Articles 10 and 12. National equality policy. The Committee notes the Government’s indication that, in employment other than protected jobs, migrant workers benefit from equality of opportunity and treatment with regard to employment, occupation and social security. The Committee recalls that measures that allow for the implementation of a national equality policy range from the adoption of policies and legislation to the implementation of programmes to integrate migrants and programmes against xenophobia, and campaigns to ensure equal opportunity and treatment for migrant workers (see 2016 General Survey concerning the migrant workers instruments, paragraph 345). With regard to legislative protection against discrimination based on nationality, the Committee once again observes that section 5 of the Labour Code, which prohibits discrimination, does not mention “nationality” as a prohibited ground of discrimination. In this regard, the Committee recalls that legislative protection against discrimination based on actual or perceived nationality is fundamental to migrant workers (see 2016 General Survey, paragraph 337). The Committee once again urges the Government to include the ground of “nationality” in section 5 of the Labour Code the next time that the Code is revised, and in the absence of the prohibition of discrimination based on actual or perceived nationality in legislation, it requests the Government to take the measures necessary to ensure that migrant workers and members of their family who are legally resident in the country enjoy equality of opportunity and treatment with regard to employment, occupation and social security, and are not victims of discrimination.
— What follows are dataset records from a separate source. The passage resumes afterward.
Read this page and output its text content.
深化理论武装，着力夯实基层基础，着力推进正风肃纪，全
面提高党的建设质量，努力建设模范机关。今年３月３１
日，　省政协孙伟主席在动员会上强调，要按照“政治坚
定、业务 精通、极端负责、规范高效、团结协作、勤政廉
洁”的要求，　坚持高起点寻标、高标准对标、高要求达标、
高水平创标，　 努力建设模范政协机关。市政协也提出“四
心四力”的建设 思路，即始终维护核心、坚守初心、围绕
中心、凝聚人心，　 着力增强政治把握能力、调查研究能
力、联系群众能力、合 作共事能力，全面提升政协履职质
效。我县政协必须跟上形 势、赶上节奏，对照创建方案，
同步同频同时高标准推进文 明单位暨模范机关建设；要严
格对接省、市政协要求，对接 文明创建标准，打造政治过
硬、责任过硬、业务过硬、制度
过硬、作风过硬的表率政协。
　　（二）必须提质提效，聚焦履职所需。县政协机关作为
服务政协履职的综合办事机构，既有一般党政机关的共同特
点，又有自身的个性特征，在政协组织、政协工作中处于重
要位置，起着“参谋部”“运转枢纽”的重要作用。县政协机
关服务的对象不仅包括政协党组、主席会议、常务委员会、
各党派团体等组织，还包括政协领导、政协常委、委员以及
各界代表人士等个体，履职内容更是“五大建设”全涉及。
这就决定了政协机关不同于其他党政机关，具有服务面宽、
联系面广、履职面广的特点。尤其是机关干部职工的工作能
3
Equality of treatment and trade union rights. The Committee recalls that it had requested the Government to consider the amendment of sections 322.4 and 311.6 of the Labour Code, which establish conditions of residence and reciprocity for migrant workers to be able to take up trade union office or occupy management functions in employers’ organizations. The Committee notes the Government’s indication that this issue will be examined at the next session of the Advisory Committee on Labour and Social Legislation. Recalling that Article 10 of the Convention establishes the principle of equality of treatment, the Committee once again requests the Government to examine the possibility of taking the necessary measures to amend sections 322.4 and 311.6 of the Labour Code concerning the exercise of trade union functions or management functions in employers’ organizations by foreign nationals engaged in a professional activity and lawfully residing within the territory, in order to ensure that they have equality of treatment with nationals.